June 24, 2016
Barnes and Noble is down, but not yet out
by Simon Reichley
Two days ago, Barnes and Noble posted its annual sales and earnings report for fiscal year 2016, which ended April 30th. D.B. Hebbard at Talking New Media posted a rapid reaction, along with the full text of B&N’s shareholder report. The short version is that annual, overall sales fell 1.9%, and “core” sales (which exclude Nook-related sales) at the brick-and-mortar stores rose 0.4%, shy of the 1.0% increase that had been predicted. At the end of the day, the retailer reported net losses of $24.4 million.

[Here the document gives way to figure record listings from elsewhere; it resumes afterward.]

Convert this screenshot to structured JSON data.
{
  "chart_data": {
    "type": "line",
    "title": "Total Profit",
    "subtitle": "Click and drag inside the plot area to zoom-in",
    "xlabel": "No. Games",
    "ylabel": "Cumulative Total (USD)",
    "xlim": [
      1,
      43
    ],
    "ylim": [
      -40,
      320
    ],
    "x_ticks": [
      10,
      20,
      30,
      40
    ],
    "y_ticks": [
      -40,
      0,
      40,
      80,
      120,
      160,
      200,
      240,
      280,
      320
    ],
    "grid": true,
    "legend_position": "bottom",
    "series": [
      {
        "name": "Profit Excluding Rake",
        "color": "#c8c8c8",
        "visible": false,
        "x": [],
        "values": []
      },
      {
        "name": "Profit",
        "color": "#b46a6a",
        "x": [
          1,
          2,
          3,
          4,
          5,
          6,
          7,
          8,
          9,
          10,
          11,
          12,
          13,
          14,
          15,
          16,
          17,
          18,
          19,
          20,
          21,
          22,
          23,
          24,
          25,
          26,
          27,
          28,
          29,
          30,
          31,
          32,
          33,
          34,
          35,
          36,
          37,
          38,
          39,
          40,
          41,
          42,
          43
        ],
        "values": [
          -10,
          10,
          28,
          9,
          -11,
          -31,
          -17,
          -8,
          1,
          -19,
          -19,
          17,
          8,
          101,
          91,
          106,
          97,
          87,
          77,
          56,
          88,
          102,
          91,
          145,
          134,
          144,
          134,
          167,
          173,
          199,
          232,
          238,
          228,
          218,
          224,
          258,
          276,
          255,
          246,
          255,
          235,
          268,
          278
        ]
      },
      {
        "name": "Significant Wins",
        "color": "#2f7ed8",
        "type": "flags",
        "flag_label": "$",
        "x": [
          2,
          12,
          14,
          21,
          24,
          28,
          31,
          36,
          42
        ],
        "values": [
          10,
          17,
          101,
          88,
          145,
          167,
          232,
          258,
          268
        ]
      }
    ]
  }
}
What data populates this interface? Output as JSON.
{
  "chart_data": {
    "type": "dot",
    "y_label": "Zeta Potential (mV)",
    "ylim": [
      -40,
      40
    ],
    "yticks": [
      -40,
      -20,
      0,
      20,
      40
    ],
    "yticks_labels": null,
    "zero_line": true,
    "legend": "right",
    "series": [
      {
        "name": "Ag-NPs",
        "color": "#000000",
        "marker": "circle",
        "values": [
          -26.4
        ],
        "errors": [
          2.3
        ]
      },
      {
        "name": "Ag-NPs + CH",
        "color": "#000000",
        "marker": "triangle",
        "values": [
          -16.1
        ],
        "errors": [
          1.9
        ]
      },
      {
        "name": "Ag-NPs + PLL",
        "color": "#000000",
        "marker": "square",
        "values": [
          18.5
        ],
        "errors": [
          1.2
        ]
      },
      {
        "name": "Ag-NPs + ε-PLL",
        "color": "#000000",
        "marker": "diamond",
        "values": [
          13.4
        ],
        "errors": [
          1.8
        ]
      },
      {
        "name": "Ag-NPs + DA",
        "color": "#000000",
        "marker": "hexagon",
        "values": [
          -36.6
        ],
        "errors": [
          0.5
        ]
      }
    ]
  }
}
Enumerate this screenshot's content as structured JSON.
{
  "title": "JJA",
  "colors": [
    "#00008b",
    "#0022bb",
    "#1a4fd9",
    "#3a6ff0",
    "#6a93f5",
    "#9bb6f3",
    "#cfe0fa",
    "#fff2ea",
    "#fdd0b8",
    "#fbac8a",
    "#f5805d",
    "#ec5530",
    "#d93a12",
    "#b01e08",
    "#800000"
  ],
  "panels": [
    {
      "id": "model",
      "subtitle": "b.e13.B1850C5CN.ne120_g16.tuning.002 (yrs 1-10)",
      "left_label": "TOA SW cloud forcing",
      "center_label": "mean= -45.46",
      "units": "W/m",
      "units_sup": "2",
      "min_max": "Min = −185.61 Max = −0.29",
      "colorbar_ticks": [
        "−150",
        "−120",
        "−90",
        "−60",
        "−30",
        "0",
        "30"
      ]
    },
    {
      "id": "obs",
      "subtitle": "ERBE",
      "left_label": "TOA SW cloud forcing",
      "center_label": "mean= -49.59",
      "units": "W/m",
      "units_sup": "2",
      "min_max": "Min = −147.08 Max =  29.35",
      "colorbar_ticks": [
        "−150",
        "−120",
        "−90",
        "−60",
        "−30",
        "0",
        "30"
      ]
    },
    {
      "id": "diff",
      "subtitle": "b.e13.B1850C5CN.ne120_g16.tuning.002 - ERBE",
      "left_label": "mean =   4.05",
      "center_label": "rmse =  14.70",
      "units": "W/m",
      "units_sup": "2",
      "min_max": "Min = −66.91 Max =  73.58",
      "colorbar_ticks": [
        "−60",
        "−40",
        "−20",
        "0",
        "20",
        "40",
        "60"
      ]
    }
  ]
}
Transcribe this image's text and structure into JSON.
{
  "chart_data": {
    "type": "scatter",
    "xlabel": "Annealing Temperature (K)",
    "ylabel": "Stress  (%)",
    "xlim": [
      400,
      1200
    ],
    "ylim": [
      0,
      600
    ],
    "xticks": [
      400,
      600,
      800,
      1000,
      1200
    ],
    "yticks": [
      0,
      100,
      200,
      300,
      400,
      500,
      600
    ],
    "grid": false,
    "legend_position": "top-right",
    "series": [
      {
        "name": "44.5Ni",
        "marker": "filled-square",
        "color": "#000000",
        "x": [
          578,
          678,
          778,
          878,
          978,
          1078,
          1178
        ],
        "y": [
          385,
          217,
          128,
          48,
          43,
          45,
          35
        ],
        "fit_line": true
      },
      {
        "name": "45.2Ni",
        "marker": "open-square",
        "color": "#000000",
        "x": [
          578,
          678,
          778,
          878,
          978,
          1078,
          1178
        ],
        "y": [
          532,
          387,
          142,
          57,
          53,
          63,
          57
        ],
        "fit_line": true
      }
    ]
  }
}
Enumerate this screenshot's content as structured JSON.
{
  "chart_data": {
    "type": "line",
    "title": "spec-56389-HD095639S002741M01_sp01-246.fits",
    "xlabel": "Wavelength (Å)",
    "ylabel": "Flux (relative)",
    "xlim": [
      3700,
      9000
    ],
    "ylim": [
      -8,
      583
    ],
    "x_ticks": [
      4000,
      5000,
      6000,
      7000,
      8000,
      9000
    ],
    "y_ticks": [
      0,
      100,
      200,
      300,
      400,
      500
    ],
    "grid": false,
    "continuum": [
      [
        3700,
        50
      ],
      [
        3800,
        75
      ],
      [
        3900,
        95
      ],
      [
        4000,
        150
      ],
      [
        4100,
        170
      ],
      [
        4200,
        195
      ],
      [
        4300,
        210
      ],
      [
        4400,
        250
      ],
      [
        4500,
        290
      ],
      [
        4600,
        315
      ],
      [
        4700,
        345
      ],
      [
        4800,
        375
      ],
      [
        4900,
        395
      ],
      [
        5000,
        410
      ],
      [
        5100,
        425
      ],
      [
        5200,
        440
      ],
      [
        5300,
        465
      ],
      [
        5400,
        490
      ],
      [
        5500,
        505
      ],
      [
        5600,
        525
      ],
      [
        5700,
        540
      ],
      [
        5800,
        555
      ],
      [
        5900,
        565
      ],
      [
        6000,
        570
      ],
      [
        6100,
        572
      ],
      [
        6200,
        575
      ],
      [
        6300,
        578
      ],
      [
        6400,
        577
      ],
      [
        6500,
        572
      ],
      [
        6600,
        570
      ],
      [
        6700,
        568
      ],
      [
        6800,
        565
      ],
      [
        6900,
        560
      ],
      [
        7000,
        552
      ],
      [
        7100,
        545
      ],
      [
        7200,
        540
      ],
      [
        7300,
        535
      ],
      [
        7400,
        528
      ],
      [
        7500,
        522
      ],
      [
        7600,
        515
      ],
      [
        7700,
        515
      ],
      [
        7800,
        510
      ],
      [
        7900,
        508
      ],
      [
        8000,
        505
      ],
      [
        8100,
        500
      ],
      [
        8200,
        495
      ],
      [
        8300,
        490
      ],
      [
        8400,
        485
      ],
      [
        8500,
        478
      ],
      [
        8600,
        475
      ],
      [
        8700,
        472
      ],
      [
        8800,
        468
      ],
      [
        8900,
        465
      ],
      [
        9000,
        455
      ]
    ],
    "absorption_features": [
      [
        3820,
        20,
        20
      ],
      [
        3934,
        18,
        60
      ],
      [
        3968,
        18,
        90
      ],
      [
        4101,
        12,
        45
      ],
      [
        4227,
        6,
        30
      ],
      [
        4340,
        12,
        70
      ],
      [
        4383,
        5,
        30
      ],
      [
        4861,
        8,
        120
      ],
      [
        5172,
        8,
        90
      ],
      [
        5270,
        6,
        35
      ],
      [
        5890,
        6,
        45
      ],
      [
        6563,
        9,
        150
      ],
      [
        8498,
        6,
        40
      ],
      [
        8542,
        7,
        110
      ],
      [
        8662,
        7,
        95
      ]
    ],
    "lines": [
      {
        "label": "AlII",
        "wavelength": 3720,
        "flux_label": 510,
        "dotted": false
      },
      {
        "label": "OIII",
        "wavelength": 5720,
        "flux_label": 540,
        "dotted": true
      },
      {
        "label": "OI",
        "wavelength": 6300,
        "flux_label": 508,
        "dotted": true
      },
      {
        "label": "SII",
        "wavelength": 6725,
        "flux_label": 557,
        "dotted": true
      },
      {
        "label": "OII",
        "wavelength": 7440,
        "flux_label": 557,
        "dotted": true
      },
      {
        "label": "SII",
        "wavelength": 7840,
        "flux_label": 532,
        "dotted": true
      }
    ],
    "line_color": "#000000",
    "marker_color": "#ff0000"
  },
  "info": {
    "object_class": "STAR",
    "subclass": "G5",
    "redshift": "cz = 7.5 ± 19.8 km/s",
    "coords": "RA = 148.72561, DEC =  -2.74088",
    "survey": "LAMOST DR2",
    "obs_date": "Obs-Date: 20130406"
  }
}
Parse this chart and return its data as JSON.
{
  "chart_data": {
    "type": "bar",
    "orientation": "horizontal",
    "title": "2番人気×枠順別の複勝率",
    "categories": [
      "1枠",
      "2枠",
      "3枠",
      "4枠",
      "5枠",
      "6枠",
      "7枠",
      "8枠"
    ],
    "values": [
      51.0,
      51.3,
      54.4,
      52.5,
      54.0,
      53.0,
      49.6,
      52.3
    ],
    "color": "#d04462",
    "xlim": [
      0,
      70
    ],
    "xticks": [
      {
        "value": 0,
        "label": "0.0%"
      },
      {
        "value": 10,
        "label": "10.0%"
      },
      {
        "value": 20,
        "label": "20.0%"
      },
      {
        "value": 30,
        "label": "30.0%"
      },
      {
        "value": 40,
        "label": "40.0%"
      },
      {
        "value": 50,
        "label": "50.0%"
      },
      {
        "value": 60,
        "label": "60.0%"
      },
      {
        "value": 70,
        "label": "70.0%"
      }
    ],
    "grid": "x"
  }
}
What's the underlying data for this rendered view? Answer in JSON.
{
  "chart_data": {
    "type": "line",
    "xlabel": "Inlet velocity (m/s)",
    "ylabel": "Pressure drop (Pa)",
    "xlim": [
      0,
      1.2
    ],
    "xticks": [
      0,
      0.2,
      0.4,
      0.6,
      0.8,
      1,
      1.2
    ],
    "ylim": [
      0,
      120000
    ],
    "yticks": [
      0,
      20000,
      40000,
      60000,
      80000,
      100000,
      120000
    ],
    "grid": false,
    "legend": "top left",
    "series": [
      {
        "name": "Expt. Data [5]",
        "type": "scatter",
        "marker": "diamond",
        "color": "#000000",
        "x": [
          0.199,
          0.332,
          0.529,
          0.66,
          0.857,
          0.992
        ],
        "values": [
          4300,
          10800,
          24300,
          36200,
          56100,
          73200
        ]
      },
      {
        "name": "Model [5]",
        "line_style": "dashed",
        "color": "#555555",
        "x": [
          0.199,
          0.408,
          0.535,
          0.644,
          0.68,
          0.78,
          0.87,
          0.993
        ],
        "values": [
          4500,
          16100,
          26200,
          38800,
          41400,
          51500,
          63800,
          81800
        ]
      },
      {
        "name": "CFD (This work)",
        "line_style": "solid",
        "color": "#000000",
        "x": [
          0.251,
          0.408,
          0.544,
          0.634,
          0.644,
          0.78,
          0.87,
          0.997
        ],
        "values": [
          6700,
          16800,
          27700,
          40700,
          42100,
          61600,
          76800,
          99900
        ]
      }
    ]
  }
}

No one is particularly surprised. The company has been struggling to find success with its Nook platform for years, and as Alex Shephard noted at the New Republic earlier in the week, they have a serious long term debt problem and uncertain leadership. It’s not a pretty picture.
Nevertheless, executives and management seem cheerful as ever about their prospects in 2017. From the investor report: “‘As we look ahead to fiscal 2017 and beyond, we are focusing on executing a number of initiatives to grow bookstore and online sales, reduce Retail and NOOK expenses and grow our Membership base,’ said Ron Boire, Chief Executive Officer of Barnes & Noble, Inc. ‘We believe our marketing, merchandising and Membership initiatives will lead to increased traffic and conversion in our stores.’”
The hope is that they’ll be able to stanch the bleeding by continuing to disinvest from NOOK and refocus on the brick-and-mortar side of the business. Looking at the 2016 report through this lens, it’s possible to pick out a couple of bright spots. While Nook sales fell 33% (which you would expect from a platform that is more or less being phased out), operating losses on the program also fell from $83.9 million in 2015 to $64.7 million in 2016, a 22.8% decline.
Well, maybe “bright spots” is a little rosy, but you see what we’re getting at.
Simon Reichley is the Director of Operations and Rights Manager at Melville House.